Story by Karen Downey

Wednesday, 8th June, 2011 5:30pm

Archaeological find is old quay wall

The new proposed art gallery on the site of the Fr Mathew Hall will be used as an arts base for Athlone, according to the county's draft arts plan.

The archaeological find at the site of the Fr Mathew Hall, which is being renovated and extended to accommodate a new art gallery, was not the Connaught Tower as initially believed, but is a riverside or old quay wall.

Archaeologists have not yet dated the structure, which is considered industrial archaeology, but work is ongoing in this regard. The wall will get a level of protection, which may mean that the foundations of the Fr Mathew Hall may have to be altered so that they go around the quay wall.

Archaeologists, the heritage section of the Department of the Environment and the National Monument Service are all involved in making arrangements for the protection of the structure and any possible alterations to the design of the extension foundations.

"The piling arrangements are the issue that affect the structure so they have to be redesigned, while also maintaining the integrity of the foundations," said Town Clerk John Walsh. "How they will do that is being worked on at the moment."

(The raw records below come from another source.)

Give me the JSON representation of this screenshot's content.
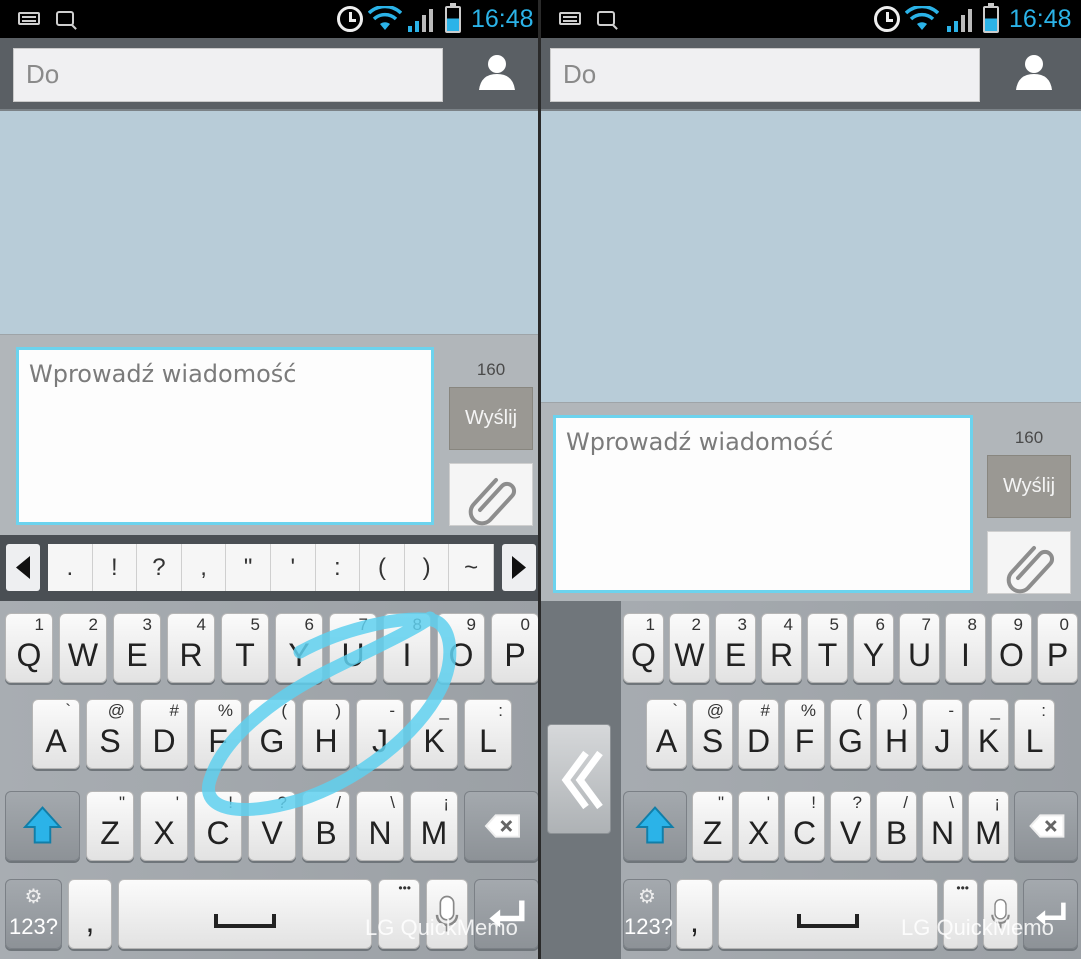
{
  "status_bar": {
    "time": "16:48"
  },
  "recipient": {
    "placeholder": "Do"
  },
  "compose": {
    "placeholder": "Wprowadź wiadomość",
    "counter": "160",
    "send_label": "Wyślij"
  },
  "suggestions": [
    ".",
    "!",
    "?",
    ",",
    "\"",
    "'",
    ":",
    "(",
    ")",
    "~"
  ],
  "keyboard": {
    "row1": [
      {
        "k": "Q",
        "s": "1"
      },
      {
        "k": "W",
        "s": "2"
      },
      {
        "k": "E",
        "s": "3"
      },
      {
        "k": "R",
        "s": "4"
      },
      {
        "k": "T",
        "s": "5"
      },
      {
        "k": "Y",
        "s": "6"
      },
      {
        "k": "U",
        "s": "7"
      },
      {
        "k": "I",
        "s": "8"
      },
      {
        "k": "O",
        "s": "9"
      },
      {
        "k": "P",
        "s": "0"
      }
    ],
    "row2": [
      {
        "k": "A",
        "s": "`"
      },
      {
        "k": "S",
        "s": "@"
      },
      {
        "k": "D",
        "s": "#"
      },
      {
        "k": "F",
        "s": "%"
      },
      {
        "k": "G",
        "s": "("
      },
      {
        "k": "H",
        "s": ")"
      },
      {
        "k": "J",
        "s": "-"
      },
      {
        "k": "K",
        "s": "_"
      },
      {
        "k": "L",
        "s": ":"
      }
    ],
    "row3": [
      {
        "k": "Z",
        "s": "\""
      },
      {
        "k": "X",
        "s": "'"
      },
      {
        "k": "C",
        "s": "!"
      },
      {
        "k": "V",
        "s": "?"
      },
      {
        "k": "B",
        "s": "/"
      },
      {
        "k": "N",
        "s": "\\"
      },
      {
        "k": "M",
        "s": "¡"
      }
    ],
    "symbols_label": "123?",
    "comma": ",",
    "dots_label": "•••"
  },
  "watermark": "LG QuickMemo",
  "colors": {
    "accent": "#2bb3e8",
    "input_border": "#6cd3ee",
    "conversation_bg": "#b8ccd8",
    "scribble": "#5fd0ee"
  }
}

Work on the extension of Fr Mathew Hall has been paused as a result, but the refurbishment work is continuing.

The project is estimated to cost in the region of €3m. Work on the gallery, by Galway based company Purcell Construction, began earlier this year and was expected to last for ten months.

However, the opening of the art gallery is not dependent on the completion of the revamp of Athlone Castle. The work on Fr Mathew Hall includes an extension, the refurbishment and decoration of the building. All of the work will be carried out simultaneously.

The council has also advertised the artists' studios. There are four individual workshops and a group workshop, which will be used by artists. The four individual workshops are for professional artists and there are artists signed up to use these workshops for a twelve-month period. The communal workshop will be used by groups and local arts groups will be able to avail of the space.

It is expected that travelling exhibitions will also make use of the new facility once it is completed.